Fakta kemaritiman bukan kemakmuran melainkan kemiskinan, kekumuhan dan ketertinggalan nelayan serta masyarakat pesisir. Wilayah laut yang idealnya menjadi alur pelayaran dunia dan berarti ladang untuk menambah pundi-pundi devisa justru menjadi area penyelundupan dan illegal fishing. Kontribusi sektor maritim baik terhadap Produk Domestik Bruto maupun terhadap pembangunan daerah belum mampu menjadi mesin kemakmuran. Bahkan potensi minyak, gas bumi dan energi alternatif terbarukan tidak mampu membawa bangsa ini keluar dari krisis energi.

Anehnya kondisi yang sama juga terjadi pada wilayah agraris Indonesia meskipun pemerintah selama beberapa dekade telah continental oriented (berorientasi ke darat). Buktinya adalah krisis dan melonjaknya harga beras, minyak goreng, kedelai, dan kebutuhan pokok masyarakat lainnya. Masyarakat terpaksa mengonsumsi makanan tidak layak, nasi aking, nasi basi dan serangga-serangga tertentu. Anak-anak di beberapa daerah menderita busung lapar dan krisis gizi, yang pastinya berpengaruh terhadap mutu SDM mereka dan tentunya kemajuan bangsa ini kelak.
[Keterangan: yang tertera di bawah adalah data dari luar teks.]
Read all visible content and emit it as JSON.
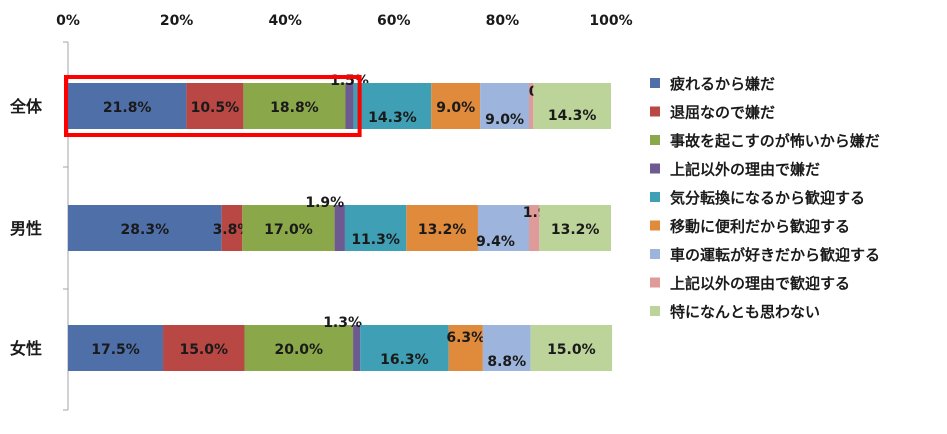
{
  "chart_data": {
    "type": "bar",
    "orientation": "horizontal",
    "stacked": true,
    "xlim": [
      0,
      100
    ],
    "x_ticks": [
      "0%",
      "20%",
      "40%",
      "60%",
      "80%",
      "100%"
    ],
    "x_tick_values": [
      0,
      20,
      40,
      60,
      80,
      100
    ],
    "categories": [
      "全体",
      "男性",
      "女性"
    ],
    "legend_position": "right",
    "grid": false,
    "highlight": {
      "category": "全体",
      "series_range": [
        0,
        3
      ],
      "color": "#ff0000"
    },
    "series": [
      {
        "name": "疲れるから嫌だ",
        "color": "#4f6fa8",
        "values": [
          21.8,
          28.3,
          17.5
        ],
        "labels": [
          "21.8%",
          "28.3%",
          "17.5%"
        ]
      },
      {
        "name": "退屈なので嫌だ",
        "color": "#b94744",
        "values": [
          10.5,
          3.8,
          15.0
        ],
        "labels": [
          "10.5%",
          "3.8%",
          "15.0%"
        ]
      },
      {
        "name": "事故を起こすのが怖いから嫌だ",
        "color": "#8aa84a",
        "values": [
          18.8,
          17.0,
          20.0
        ],
        "labels": [
          "18.8%",
          "17.0%",
          "20.0%"
        ]
      },
      {
        "name": "上記以外の理由で嫌だ",
        "color": "#6c5a91",
        "values": [
          1.5,
          1.9,
          1.3
        ],
        "labels": [
          "1.5%",
          "1.9%",
          "1.3%"
        ]
      },
      {
        "name": "気分転換になるから歓迎する",
        "color": "#3e9fb5",
        "values": [
          14.3,
          11.3,
          16.3
        ],
        "labels": [
          "14.3%",
          "11.3%",
          "16.3%"
        ]
      },
      {
        "name": "移動に便利だから歓迎する",
        "color": "#e08a3c",
        "values": [
          9.0,
          13.2,
          6.3
        ],
        "labels": [
          "9.0%",
          "13.2%",
          "6.3%"
        ]
      },
      {
        "name": "車の運転が好きだから歓迎する",
        "color": "#9db5dc",
        "values": [
          9.0,
          9.4,
          8.8
        ],
        "labels": [
          "9.0%",
          "9.4%",
          "8.8%"
        ]
      },
      {
        "name": "上記以外の理由で歓迎する",
        "color": "#df9a9a",
        "values": [
          0.8,
          1.9,
          0.0
        ],
        "labels": [
          "0.8%",
          "1.9%",
          ""
        ]
      },
      {
        "name": "特になんとも思わない",
        "color": "#bcd49a",
        "values": [
          14.3,
          13.2,
          15.0
        ],
        "labels": [
          "14.3%",
          "13.2%",
          "15.0%"
        ]
      }
    ]
  }
}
Penderitaan tidak berakhir sampai di situ. Menurut Biro Pusat Statistik (BPS), jumlah penduduk miskin masih mencapai 37,17 juta tahun 2007. BPS mencatat pula bahwa tingkat pengangguran terbuka di Indonesia masih mencapai 9,75% dari angkatan kerja atau 10,55 juta jiwa. Nilai Human Development Index (HDI) juga jauh tertinggal dari Negara ASEAN lainnya. Angka buta aksara pun mencapai puluhan juta.

Mengapa potret buram ini di alami bangsa yang dulu dijuluki maritim dan agraris? Jawabannya tetap klasik, sama seperti dulu yaitu para pemimpin dan elit politik kita yang salah dalam mengurus negara. Dalam bidang maritim misalnya, menurut pakar ekonomi maritim Laode Kamaludin dalam bukunya Indonesia sebagai Negara Maritim dari Sudut Pandang Ekonomi (UMM Press 2005) kebijakan maritim pemerintah ternyata belum menyentuh aspek-aspek strategis yang mampu mengikat dan memayungi instrumen ekonomi maritim. Sektor martim kemudian malah menjadi sasaran pengurasan akibat adanya disorientasi kebijakan.

Sementara kemerosotan dalam sektor agraris terjadi karena pemerintah terjebak dalam misi pembangunan infrastruktur. Lahan-lahan semakin menyusut bahkan hilang tergantikan oleh bangunan-bangunan mewah, perumahan, ruko-ruko dan pusat perbelanjaan. Iming-iming globalisasi menambah penderitaan masyarakat di mana subsidi untuk para petani menyusut tajam mengakibatkan bahan baku pertanian mahal, sementara keuntungan tidak sebanding. Pemerintah pun lebih mementingkan impor dan mematikan potensi pertanian lokal.

Melihat tingkah laku pemerintah dan para elit politik saat ini, sepertinya penderitaan masyarakat belum akan berakhir. Idealisme mereka terhadap bangsa ini telah semakin memudar, jika bukan telah tenggelam. Politik yang sedianya menjadi alat pemakmuran rakyat kini menjadi mata pencarian melalui jalan-jalan pintas, serba menerabas, dan penuh kebusukan. Otonomi daerah melahirkan raja-raja kecil dan tetap saja mematikan kreasi dan inisiatif lokal, sama seperti era sentralisasi.

Akhirnya, julukan Indonesia sebagai negara maritim dan agraris mungkin lebih layak disebut sebagai sisa-sisa kebanggaan. Negara maritim dan agraris hanya tinggal kenangan. Entah sampai kapan potensi kemaritiman itu kembali tergali dan memakmurkan. Mungkin 15-30 tahun lagi, ketika para pemimpin sekarang telah menghilang dan tidak berpengaruh lagi. Semoga.